Mr. Anderson introduced a bill during the 2007 legislative session to criminalize the drug, but it failed to get out of committee. When the Legislature meets again in January, he plans to introduce a new bill that would at least make it a misdemeanor to possess the drug.
At the meeting he passed around a colorful 20 milligram package of "Purple Sticky salvia" that sells for $20.99.
"It looks pretty innocuous," Mr. Anderson said. "You think it's a benign product."
Legal in most other states, salvia is available for purchase in at least a half dozen locations in the Dallas area, according to local retailers.
Smoked like marijuana or chewed like tobacco, salvia’s hallucinogenic effects begin within seconds and typically last up to a few hours, said Kurt Kleinschmidt, chief of toxicology at UT Southwestern Medical Center.
Dr. Kleinschmidt said the drug is gram for gram less potent than LSD, but it is one of the most powerful natural hallucinogens.
Youtube and MySpace are peppered with videos of teens and young adults on salvia trips, but Dallas area health officials say they haven’t seen many people seeking treatment for salvia usage.

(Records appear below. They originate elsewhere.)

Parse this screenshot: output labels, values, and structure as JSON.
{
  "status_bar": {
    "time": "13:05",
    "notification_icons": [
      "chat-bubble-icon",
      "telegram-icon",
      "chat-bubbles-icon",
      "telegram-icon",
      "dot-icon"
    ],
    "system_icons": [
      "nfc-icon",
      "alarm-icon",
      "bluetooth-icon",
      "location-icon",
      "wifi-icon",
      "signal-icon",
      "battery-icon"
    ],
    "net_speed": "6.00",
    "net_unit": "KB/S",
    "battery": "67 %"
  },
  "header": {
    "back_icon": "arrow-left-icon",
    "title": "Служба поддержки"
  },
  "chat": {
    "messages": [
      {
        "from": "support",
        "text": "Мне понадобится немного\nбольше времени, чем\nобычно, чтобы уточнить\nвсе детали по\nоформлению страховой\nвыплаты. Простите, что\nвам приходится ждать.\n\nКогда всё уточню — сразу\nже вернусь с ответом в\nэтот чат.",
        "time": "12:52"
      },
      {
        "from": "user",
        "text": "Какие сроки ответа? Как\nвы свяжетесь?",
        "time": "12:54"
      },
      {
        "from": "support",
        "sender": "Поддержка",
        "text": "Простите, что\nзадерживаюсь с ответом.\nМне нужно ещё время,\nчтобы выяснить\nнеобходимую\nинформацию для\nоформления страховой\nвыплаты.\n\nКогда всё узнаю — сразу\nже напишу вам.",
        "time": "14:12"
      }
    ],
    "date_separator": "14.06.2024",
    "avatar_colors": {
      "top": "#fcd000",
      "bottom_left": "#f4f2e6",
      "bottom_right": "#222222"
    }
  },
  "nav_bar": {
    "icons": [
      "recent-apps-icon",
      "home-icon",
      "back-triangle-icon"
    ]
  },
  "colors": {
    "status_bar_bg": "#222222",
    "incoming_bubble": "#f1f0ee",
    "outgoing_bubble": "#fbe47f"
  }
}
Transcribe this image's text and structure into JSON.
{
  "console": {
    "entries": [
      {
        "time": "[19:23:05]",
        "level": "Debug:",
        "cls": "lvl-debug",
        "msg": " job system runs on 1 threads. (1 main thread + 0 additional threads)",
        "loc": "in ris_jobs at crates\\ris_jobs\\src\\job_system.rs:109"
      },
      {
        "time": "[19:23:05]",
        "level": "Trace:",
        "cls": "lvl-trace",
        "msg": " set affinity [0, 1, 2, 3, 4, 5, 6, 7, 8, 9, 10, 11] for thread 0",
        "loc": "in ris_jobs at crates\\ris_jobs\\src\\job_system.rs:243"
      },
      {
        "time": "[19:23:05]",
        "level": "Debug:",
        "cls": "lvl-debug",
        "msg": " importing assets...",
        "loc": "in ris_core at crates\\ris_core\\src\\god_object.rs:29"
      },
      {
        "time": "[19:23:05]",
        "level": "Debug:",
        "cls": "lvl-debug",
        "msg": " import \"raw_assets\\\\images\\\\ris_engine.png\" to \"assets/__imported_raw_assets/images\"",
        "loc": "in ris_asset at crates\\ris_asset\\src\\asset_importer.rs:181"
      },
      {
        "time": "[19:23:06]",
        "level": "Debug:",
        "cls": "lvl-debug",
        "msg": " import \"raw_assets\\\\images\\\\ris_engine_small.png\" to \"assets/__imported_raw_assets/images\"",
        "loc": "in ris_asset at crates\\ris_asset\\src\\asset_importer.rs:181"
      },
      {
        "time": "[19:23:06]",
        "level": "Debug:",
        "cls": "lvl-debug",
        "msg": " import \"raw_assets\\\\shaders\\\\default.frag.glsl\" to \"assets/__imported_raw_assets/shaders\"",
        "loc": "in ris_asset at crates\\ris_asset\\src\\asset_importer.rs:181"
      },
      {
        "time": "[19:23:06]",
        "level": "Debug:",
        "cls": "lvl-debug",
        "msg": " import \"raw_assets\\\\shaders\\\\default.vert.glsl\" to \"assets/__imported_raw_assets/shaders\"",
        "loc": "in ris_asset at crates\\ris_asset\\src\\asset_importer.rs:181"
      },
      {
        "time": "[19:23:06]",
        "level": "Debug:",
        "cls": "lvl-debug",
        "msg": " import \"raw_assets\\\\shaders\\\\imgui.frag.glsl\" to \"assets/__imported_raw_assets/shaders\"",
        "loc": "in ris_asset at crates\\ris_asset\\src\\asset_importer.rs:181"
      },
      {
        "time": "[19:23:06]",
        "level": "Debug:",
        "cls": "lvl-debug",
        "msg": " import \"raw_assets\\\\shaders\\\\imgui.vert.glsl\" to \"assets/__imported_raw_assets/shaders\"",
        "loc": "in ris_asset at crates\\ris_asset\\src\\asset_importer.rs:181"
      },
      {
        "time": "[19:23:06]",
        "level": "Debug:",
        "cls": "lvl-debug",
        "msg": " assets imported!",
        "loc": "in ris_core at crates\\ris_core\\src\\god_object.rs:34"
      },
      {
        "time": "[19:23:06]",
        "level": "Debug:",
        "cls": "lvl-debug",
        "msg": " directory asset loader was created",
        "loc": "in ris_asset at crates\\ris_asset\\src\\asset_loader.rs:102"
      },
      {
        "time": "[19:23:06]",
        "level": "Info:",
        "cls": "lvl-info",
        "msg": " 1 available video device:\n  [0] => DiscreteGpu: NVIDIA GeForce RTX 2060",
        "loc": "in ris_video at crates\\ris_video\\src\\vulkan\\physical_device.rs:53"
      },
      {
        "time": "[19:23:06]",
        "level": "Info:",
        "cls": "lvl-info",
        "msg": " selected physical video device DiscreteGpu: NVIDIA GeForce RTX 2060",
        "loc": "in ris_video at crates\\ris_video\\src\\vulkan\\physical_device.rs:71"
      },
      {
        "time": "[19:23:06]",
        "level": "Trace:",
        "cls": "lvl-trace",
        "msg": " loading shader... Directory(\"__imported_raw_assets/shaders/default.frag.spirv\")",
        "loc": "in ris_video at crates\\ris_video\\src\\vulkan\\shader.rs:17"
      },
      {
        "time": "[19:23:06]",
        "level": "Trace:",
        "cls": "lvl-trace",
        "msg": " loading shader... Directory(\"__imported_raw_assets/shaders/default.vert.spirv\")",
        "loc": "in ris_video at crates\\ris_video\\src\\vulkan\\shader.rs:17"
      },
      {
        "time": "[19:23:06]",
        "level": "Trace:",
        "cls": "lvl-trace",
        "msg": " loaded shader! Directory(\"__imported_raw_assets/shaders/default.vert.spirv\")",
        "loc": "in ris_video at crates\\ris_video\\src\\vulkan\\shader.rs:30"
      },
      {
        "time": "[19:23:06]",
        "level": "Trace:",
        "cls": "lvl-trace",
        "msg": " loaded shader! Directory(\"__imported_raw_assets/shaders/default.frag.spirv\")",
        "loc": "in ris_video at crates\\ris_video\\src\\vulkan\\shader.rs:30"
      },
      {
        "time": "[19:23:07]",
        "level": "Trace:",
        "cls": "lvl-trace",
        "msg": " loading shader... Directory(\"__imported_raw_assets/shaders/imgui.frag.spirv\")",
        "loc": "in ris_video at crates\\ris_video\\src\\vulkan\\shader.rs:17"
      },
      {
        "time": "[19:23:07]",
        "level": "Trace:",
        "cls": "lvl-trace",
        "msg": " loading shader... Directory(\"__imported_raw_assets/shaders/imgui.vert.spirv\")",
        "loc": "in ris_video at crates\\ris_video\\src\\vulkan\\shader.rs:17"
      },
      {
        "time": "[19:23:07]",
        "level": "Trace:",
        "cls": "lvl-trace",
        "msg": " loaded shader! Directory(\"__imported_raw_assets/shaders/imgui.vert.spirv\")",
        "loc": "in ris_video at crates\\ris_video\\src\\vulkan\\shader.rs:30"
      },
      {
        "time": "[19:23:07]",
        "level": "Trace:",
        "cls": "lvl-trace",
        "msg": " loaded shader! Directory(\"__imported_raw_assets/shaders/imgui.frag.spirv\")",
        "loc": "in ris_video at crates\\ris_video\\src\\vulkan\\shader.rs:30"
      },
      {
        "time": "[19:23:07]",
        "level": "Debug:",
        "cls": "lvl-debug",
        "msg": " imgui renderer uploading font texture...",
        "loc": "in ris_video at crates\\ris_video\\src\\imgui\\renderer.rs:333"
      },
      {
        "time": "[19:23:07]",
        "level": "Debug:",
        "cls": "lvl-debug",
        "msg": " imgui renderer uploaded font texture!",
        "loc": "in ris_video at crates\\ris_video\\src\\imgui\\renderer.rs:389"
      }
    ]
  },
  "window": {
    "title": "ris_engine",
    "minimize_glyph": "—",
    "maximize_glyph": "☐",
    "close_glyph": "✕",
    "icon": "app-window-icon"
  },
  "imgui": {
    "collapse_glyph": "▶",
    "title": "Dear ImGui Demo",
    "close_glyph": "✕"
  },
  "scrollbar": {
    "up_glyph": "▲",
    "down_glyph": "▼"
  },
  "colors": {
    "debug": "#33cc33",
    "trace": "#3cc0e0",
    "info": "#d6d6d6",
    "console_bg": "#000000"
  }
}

"It's just something that we haven't captured yet in our triage. We have not had any clients admitted who are on salvia," said Cynthia Blackfox, an official at the Nexus Recovery Center in Dallas. "It will be something that we're looking for."
Mr. Anderson learned about the drug from Michael Campbell, a pastor at Silver Maple Chapel in Robinson who testified at Thursday’s hearing.
Last year, Mr. Campbell’s 17-year-old foster daughter disappeared one night. She showed up in the morning and was clearly stoned, he said. He learned about the drug from her friends.
"Soon as I found out it was legal I was stunned and amazed that kids could get access to something that powerful," Mr. Campbell said.
Matt Simpson, a policy strategist with the American Civil Liberties Union, told the committee that he objected to criminalizing the drug, suggesting that it would popularize it as "a forbidden fruit.”
"At some point you just have to arm our kids with the ability to say ‘no,’" Mr. Simpson said.